Título: Da democracia e seus sonhos
Autor: José Sarney*
Fonte: Jornal do Brasil, 09/09/2005, Outras Opiniões, p. A11

Há 2600 anos os gregos tentaram uma forma de auto-governar. Os cidadãos escolheriam os governantes e seriam responsáveis pelos rumos de sua cidade. As reformas de Sólon são a matriz da experiência a que deu-se o nome de democracia. Depois ela desapareceu. Teve séculos de sombra. Ressurgiu algumas vezes até que se impôs definitivamente como a forma avançada de concluir-se a História.

Diz-se, hoje, e Fukuyama apossou-se da descoberta, que a História do mundo ocidental terminou, com duas vertentes imutáveis: a democracia e economia liberal de mercado. Tudo o que ocorrer daqui à frente não modificará a essência desses dois rumos. O último estertor contrário acabou-se com a Queda do Muro de Berlim, o fim do comunismo.

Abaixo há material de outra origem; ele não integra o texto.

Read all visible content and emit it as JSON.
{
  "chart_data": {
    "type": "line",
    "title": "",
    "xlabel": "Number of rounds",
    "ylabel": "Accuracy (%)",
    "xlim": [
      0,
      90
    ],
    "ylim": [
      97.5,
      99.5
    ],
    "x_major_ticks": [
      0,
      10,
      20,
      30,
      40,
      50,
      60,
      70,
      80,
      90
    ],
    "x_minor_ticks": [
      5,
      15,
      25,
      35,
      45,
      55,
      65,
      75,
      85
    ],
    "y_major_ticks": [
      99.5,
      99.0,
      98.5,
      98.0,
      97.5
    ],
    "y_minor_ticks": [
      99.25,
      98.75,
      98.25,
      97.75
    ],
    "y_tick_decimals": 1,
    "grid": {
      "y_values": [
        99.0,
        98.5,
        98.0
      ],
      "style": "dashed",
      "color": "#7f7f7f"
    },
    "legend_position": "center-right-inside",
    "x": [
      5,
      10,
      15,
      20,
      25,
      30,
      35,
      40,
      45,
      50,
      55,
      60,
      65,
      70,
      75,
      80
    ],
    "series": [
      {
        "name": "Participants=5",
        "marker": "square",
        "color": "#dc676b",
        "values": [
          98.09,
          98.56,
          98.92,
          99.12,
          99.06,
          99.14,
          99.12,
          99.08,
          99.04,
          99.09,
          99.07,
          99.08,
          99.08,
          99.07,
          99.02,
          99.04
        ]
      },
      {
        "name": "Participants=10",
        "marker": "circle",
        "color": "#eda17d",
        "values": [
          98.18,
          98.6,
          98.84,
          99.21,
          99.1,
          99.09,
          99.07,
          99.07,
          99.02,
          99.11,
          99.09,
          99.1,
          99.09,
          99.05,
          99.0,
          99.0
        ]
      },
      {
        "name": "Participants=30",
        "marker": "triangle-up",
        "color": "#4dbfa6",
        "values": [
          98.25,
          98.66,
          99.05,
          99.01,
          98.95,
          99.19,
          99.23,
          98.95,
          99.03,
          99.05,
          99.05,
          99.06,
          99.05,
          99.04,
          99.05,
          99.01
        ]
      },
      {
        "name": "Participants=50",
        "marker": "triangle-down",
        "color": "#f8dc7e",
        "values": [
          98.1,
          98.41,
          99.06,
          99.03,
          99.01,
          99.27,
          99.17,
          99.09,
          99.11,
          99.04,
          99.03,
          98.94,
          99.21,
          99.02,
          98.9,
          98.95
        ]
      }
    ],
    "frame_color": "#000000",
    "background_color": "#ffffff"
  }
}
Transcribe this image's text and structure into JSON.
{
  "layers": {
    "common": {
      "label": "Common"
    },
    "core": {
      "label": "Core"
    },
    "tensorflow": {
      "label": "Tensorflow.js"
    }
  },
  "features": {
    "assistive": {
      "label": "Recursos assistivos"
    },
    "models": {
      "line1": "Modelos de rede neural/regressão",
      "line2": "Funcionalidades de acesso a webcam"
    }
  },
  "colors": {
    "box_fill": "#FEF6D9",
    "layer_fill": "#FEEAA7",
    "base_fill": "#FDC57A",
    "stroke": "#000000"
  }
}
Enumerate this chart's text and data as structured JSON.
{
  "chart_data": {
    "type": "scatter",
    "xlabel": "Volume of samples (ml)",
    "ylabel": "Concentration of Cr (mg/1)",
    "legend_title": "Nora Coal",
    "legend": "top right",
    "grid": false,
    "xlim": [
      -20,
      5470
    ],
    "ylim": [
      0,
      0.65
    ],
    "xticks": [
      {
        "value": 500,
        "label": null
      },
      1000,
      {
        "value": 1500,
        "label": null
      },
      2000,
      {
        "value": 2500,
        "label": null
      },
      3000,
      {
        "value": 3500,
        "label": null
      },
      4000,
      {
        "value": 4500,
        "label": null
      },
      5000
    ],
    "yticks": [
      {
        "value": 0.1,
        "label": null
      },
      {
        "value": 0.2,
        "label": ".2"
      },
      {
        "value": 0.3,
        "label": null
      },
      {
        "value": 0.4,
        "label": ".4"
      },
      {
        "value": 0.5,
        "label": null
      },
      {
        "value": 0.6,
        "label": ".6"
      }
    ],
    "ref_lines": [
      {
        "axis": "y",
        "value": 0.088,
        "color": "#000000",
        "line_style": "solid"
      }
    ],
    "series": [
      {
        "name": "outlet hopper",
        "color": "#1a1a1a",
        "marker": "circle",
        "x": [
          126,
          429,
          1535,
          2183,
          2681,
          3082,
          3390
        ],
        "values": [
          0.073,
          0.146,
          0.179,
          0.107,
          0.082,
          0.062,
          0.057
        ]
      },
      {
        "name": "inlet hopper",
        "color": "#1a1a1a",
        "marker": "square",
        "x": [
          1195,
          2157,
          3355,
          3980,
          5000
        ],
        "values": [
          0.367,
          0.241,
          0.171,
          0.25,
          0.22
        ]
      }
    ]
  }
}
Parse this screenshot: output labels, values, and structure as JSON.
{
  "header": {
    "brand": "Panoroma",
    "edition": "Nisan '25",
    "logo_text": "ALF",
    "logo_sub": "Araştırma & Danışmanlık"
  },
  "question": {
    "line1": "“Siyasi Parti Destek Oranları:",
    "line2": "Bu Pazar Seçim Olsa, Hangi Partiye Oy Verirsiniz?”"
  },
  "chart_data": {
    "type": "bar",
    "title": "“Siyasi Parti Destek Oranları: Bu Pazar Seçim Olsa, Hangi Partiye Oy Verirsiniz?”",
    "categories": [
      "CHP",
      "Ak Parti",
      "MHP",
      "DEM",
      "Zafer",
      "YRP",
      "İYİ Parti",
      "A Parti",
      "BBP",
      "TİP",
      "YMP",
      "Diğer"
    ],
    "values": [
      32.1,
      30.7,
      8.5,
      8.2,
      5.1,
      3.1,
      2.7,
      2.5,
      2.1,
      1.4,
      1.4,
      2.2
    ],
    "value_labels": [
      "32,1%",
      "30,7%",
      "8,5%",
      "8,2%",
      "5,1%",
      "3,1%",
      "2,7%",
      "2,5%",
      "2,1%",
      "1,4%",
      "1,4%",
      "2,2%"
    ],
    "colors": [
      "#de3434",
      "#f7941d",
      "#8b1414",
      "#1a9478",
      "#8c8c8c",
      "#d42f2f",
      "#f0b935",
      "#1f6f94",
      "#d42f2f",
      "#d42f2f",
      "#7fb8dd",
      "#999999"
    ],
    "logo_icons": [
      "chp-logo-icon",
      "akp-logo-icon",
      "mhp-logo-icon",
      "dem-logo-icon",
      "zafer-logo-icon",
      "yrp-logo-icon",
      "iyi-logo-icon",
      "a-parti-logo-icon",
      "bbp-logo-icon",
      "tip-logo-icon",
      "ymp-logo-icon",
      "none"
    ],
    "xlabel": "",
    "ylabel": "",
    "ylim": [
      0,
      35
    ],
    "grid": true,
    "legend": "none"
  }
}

Cá nos meus botões, acho que não é bem assim. Acho que a democracia resolveu o problema da liberdade do governo nascido da vontade popular, mas não está ainda claro que necessariamente tenha sido o caminho do bem-estar do homem, da justiça, do progresso material e espiritual. Ela é o caminho incontrastável, como dizia Churchill, porque sendo pior não existe melhor, mas ainda temos muito chão a percorrer.

Uma coisa é a democracia formal, aquela que é fácil de construir através de processos eleitorais, outra é a democracia capaz de assegurar o bem-estar social, a igualdade de oportunidades, o exercício pleno da cidadania.

Mesmo a sua face eleitoral e as instituições dela decorrente vivem em crise permanente. Tome-se o nosso exemplo atual, aqui no Brasil. Estaria completo o processo democrático que fosse vulnerável às coisas que estamos assistindo? Alguma coisa não está certa. A meu ver chegamos ao fim de um ciclo, de uma etapa que se esgotou, ou, se usarmos a palavra mais forte, apodreceu. A resistência a construir um novo modelo com a reforma política é um dos pontos incompreensíveis do comportamento da classe política, sem a cobrança vigorosa da mídia.

E por falar nesta, que adquiriu um poder sem controle, nesse novo tempo tem, juntamente com a sociedade civil, ongs, igrejas, de defender soluções, propor caminhos e não descansar na cômoda posição da denúncia, da crítica, e da condenação. Afinal todos fazemos parte de um todo: a sociedade democrática, pluralista, aberta, complexa. Todos condenados a viver juntos.

Enquanto a democracia não realizar esses ideais permanentes de liberdade e justiça social, estaremos sujeitos a inconformações e raivosas revoltas contra seus valores. Não é por outro motivo que os índices de aprovação da democracia na América Latina são cada vez menores. Esses índices parecem ter uma relação direta com os níveis de pobreza e desigualdade, os maiores do mundo.

E o reflexo desse quadro se projeta no mau funcionamento das instituições - partidos, congresso - e na conduta dos atores do processo político.

A reforma política é, assim, a mais necessária das providências a tomar. Não bastam as depurações periódicas. O sistema leva, numa combinação trágica, à desigualdade e à pobreza, à corrupção e ao ''lixão onde come o gato'', como se diz no Nordeste.

A grande pizza que está acontecendo e ninguém protesta é o abafa das mudanças no processo eleitoral para diminuir as despesas de campanha e acabar com a boca rica do caixa dois.